Başkan Fikret Orman'ın 4 yıl önce söylediklerini hatırlatarak konuyu bağlamak istiyorum. Bunları, daha Vodafone Arena yokken dillendirmişti:

"Beşiktaş büyük camiadır. Bu camiaya yakışan Avrupa'da kupa kaldırmaktır. Bunu çok istiyorum".

Biz de başkan, biz de...

***

Hadise'nin bacakları

O Ses Türkiye'de sona gelindi. Kazanan yarın akşam belli olacak. Hadise'nin ilk kez şampiyon çıkaracağını sanıyorum. Olağanüstü ses ve yorum Dodan Özer, 62'lik Cihangir Moralı  ve genç Taylan Bayri onun finalistleri. Hadise'yi zorlayacak "Dini Rapçi Resül" olacak. Gökhan-Hakan kardeşlerin diğer finalisti Keremhan'ın kazanma şansı olduğunu sanmıyorum. Tıpkı Sibel Can'ın Burhan Çatılı'sı gibi. Tespitlerime göre rezil olan Murat Boz kamuoyunca cezalandırıldı. Bunun nedenini anlamıştır sanırım. Bir daha görevi olmayan işlere burnunu sokmamayı öğrenmeli.
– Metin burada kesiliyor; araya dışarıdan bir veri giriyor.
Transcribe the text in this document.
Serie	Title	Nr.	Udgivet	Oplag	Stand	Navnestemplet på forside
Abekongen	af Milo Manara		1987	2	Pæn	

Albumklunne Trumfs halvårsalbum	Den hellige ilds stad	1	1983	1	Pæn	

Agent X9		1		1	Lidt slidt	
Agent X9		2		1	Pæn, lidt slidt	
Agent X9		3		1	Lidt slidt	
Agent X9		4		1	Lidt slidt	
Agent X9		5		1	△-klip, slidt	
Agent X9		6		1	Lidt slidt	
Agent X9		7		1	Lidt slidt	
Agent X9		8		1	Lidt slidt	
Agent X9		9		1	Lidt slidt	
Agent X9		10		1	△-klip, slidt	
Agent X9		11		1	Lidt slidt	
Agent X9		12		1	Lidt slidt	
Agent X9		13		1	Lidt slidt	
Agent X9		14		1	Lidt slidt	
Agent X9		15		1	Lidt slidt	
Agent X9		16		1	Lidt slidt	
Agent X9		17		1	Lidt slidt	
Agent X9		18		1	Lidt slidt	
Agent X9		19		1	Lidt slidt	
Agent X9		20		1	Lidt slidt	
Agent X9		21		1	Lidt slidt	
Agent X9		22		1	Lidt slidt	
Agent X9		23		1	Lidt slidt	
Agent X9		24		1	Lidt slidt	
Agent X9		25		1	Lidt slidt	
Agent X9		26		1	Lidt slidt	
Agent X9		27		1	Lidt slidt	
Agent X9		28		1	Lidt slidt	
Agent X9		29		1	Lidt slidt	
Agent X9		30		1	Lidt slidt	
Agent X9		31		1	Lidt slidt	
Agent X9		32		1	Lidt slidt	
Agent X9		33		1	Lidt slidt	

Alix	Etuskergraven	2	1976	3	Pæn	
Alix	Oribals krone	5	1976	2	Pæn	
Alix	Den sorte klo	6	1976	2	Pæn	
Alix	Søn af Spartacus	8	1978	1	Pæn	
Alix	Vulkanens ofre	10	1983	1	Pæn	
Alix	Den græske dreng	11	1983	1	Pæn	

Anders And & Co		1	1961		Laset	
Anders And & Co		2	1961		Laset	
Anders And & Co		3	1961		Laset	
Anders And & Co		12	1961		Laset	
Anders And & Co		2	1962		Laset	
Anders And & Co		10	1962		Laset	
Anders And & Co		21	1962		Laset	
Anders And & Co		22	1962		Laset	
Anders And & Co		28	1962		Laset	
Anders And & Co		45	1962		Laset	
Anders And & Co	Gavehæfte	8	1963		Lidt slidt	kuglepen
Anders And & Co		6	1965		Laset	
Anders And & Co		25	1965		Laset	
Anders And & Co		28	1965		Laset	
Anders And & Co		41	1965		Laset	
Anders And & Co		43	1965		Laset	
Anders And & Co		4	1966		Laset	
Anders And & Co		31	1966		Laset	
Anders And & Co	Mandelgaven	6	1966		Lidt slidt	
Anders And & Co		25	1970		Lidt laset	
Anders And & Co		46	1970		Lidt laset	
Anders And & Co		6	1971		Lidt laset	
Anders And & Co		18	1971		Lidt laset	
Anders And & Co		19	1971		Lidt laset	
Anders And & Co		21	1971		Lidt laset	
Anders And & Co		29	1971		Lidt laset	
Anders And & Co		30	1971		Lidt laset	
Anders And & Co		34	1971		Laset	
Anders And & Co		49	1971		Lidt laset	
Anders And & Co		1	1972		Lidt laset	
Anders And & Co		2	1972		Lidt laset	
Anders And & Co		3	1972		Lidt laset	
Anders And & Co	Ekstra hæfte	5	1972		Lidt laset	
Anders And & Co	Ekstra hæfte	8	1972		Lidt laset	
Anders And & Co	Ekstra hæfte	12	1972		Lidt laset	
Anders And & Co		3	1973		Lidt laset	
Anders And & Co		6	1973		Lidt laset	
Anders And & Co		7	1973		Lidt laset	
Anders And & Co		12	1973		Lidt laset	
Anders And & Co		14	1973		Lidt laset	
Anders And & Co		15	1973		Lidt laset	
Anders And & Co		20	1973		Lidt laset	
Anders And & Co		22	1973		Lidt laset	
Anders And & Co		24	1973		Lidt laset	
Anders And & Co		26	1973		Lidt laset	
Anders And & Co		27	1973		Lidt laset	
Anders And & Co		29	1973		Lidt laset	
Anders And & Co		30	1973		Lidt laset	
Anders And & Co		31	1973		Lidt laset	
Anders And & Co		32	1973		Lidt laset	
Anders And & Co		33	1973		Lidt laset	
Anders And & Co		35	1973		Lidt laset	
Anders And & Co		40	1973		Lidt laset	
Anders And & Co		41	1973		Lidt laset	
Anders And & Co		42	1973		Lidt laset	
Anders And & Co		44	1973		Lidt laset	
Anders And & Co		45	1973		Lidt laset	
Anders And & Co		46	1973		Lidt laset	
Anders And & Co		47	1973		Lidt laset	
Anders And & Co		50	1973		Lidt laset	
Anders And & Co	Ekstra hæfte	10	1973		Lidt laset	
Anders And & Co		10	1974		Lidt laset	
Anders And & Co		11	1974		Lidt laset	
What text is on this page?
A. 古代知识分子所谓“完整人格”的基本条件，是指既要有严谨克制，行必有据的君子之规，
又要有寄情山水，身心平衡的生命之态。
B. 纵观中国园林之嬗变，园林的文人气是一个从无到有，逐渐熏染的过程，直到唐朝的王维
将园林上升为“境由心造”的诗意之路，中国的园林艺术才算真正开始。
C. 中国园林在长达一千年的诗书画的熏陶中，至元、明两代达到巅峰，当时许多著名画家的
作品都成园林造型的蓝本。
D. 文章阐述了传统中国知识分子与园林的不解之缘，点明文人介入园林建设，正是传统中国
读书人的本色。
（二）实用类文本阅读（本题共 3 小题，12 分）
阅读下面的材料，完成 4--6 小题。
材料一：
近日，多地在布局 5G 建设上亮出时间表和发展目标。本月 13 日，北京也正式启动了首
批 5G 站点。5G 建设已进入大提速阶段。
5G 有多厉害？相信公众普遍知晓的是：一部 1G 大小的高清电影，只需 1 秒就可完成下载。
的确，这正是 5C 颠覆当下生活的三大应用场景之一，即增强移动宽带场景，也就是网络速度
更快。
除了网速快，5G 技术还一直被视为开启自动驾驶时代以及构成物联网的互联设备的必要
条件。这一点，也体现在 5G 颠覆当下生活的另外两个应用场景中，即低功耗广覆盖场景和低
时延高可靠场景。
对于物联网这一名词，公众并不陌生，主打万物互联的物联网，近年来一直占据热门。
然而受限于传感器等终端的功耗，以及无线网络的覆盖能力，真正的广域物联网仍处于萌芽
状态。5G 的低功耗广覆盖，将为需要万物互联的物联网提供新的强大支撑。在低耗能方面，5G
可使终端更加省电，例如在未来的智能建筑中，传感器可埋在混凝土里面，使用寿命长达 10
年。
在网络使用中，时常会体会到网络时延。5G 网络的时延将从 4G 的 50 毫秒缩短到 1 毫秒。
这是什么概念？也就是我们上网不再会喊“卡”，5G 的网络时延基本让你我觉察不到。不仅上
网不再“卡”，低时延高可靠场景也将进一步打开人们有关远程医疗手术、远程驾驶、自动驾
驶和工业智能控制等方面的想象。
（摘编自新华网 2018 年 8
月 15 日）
Beni şaşırtan iki konuyu açmak istiyorum. Acun Ilıcalı, tüm yayın hayatının toplamı kadar hatayı tek yayında yaptı. Survivor'da bağırıp çağırmaktan, stüdyoda konuşma adabını kaybettiği belli. Diğeri Hadise ile ilgili. Kusura bakmasın ama aldığı kilolar ortada. Üstüne üstlük balona dönüşmüş bacaklarını iyice teşhir eden mini giymesi bir başka yanlıştı. Anlaşılan çıktığı piliç reklamları onu da besiye çekti.